Dowlais confirmed that this profit figure included £7m of operating losses from its hydrogen operations, reflecting a decline of 9% compared to last year driven by lower volumes.

The group’s adjusted operating margin of 5.9% was 30 basis points lower than 2023 as the impact from lower volume was partially offset by proactive actions to manage the cost base and by pricing.

Dowlais CEO, Liam Butterworth, said that the group had been focusing on what it could control amid what he described a “challenging market environment”.

“[We] took several decisive actions to mitigate the impact from lower volume as well as unlock value from our portfolio,” Butterworth added.

“We continue to execute on our strategy to accelerate the transition to a powertrain agnostic business model which is better positioned to navigate market volatility and deliver sustainable, profitable growth and cash generation in the medium term.”

AJ Bell investment director, Russ Mould, commented that Dowlais has been affected by a “wider malaise in the sector”, with adoption of EVs not following the trajectory which had been expected.

“This makes it tough not only for the carmakers themselves but also for businesses like Dowlais which supply it with components,” Mould said.

“That’s reflected in a pretty dreadful set of first-half results with a 9% drop in revenue translating into much bigger falls in profit and cash flow.
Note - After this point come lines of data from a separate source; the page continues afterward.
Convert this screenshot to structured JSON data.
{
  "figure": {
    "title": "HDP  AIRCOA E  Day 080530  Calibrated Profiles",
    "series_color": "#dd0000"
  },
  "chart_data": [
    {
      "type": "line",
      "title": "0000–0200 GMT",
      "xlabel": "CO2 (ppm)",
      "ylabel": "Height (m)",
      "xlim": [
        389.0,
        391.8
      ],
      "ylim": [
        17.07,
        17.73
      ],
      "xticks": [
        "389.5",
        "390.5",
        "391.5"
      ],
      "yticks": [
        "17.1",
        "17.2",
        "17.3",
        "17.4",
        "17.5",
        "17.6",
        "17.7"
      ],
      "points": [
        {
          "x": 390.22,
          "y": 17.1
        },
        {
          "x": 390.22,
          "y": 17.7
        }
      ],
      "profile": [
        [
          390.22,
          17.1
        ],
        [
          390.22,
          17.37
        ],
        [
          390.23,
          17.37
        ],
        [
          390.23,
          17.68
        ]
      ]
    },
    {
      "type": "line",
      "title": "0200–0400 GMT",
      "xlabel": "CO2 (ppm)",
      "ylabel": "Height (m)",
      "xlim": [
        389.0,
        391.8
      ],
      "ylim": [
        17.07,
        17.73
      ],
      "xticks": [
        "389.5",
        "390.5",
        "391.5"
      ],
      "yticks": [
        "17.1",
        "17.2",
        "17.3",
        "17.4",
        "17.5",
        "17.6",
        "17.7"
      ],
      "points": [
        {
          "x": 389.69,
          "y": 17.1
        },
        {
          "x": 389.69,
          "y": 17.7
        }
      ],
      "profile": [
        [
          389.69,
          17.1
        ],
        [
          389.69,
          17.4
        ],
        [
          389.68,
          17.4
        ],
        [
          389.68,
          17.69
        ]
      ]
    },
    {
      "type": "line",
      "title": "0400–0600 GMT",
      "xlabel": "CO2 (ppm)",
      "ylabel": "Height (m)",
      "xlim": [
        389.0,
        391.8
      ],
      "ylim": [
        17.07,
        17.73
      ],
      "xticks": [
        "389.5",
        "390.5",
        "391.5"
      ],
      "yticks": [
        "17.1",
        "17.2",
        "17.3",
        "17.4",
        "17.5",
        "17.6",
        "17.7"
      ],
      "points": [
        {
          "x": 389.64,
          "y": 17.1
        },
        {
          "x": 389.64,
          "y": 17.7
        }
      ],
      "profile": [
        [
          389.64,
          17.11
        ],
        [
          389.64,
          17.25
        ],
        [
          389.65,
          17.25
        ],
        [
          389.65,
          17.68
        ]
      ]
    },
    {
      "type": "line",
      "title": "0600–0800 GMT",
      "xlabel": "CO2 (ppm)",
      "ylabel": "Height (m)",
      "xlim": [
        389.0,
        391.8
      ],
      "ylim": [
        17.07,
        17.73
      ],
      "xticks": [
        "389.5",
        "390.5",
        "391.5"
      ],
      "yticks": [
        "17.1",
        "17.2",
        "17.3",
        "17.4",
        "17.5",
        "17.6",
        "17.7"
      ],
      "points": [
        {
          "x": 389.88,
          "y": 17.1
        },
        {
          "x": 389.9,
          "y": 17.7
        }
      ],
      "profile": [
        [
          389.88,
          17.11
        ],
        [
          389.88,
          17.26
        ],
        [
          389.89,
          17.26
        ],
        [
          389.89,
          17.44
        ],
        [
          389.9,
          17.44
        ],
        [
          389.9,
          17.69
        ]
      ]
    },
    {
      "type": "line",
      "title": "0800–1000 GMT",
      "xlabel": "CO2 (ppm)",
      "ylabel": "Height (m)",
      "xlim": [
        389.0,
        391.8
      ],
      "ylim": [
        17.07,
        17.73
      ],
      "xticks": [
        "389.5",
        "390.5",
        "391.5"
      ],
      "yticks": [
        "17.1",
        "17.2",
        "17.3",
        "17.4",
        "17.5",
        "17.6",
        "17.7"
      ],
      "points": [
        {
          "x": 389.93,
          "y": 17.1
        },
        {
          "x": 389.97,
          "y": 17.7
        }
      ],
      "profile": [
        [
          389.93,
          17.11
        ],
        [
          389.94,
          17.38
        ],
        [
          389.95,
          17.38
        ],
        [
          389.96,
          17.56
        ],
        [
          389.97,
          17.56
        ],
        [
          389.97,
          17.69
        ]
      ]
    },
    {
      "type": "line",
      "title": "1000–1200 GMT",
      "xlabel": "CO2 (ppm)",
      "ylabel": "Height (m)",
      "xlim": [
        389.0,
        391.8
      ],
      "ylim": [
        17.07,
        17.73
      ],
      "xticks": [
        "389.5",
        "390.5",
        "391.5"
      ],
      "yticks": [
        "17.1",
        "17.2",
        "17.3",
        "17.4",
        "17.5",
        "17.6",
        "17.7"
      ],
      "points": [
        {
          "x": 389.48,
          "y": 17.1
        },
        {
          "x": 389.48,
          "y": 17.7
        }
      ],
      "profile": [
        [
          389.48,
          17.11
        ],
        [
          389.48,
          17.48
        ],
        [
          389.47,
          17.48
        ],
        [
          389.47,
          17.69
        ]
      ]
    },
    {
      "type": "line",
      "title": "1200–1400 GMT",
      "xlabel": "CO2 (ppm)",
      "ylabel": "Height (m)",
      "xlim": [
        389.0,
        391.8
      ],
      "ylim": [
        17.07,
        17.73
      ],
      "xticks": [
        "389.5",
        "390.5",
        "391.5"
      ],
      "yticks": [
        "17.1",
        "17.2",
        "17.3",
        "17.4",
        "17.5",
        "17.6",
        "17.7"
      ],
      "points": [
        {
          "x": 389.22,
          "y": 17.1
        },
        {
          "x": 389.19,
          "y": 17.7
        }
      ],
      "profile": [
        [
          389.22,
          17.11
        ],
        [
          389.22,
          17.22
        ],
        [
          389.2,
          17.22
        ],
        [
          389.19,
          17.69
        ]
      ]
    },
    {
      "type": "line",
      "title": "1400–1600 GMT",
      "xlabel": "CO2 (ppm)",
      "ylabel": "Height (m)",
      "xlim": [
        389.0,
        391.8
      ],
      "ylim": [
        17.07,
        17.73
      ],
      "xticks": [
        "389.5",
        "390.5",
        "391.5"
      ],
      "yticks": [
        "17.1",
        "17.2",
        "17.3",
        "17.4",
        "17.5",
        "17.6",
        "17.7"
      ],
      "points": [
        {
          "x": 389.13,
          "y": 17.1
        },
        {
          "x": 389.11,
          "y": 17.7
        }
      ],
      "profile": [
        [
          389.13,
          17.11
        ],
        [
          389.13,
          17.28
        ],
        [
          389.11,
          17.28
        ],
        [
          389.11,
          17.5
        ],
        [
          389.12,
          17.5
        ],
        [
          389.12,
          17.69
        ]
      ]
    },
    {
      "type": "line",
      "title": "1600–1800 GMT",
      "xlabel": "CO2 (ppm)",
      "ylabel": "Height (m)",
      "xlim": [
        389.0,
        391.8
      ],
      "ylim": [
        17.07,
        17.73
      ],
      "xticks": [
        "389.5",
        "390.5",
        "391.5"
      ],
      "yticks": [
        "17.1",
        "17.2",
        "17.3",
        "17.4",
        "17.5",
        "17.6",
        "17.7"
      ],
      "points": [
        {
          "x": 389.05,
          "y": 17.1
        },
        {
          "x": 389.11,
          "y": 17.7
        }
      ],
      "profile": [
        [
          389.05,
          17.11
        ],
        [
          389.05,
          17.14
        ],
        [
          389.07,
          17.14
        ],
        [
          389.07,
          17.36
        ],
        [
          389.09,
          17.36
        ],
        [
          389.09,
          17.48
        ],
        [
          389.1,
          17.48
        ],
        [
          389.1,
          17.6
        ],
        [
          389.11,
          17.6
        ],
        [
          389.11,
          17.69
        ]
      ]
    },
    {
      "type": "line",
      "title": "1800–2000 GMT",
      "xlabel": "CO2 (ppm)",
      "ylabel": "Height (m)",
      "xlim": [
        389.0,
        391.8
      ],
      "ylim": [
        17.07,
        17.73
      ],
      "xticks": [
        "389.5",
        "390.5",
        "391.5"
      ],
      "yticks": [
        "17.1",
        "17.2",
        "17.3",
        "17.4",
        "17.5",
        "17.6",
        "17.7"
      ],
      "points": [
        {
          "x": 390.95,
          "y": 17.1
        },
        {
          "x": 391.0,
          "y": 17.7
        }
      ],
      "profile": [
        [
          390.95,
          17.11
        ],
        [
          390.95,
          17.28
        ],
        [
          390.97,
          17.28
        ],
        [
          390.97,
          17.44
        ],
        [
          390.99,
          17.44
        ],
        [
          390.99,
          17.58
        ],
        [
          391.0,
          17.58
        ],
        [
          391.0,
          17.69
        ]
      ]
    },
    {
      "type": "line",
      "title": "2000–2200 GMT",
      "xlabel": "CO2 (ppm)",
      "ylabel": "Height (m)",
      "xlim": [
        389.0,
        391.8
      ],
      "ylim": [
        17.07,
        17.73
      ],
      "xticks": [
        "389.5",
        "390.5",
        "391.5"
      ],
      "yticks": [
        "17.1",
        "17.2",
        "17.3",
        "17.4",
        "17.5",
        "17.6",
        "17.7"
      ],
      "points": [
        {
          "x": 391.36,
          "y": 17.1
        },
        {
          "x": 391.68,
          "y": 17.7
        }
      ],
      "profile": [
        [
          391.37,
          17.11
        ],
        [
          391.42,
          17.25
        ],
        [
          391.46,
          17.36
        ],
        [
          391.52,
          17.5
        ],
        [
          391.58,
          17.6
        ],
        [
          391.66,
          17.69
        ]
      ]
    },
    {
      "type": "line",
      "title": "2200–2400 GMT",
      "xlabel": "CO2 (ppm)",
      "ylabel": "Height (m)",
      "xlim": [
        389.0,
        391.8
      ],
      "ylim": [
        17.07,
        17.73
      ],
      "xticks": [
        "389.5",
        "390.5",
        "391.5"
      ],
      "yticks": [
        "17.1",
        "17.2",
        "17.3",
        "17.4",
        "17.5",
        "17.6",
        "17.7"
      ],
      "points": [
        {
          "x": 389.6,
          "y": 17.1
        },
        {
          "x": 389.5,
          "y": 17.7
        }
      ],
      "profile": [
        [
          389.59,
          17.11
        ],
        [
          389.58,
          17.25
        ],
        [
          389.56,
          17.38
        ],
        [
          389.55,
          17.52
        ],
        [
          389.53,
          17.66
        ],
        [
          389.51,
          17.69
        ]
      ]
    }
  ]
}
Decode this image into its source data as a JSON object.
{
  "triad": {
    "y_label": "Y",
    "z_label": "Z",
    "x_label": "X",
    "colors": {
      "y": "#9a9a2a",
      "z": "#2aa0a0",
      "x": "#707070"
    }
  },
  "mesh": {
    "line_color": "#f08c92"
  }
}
The company has significant fixed costs which cannot be reduced at the same pace as business drops off.

“The company is not just surrendering to its fate; it has disposed of the loss-making hydrogen operations and is considering a sale of its powder metallurgy arm. Dowlais has also engaged in significant cost cutting. The danger is this reduces its capacity to place itself at the heart of the industry’s transition to EVs.”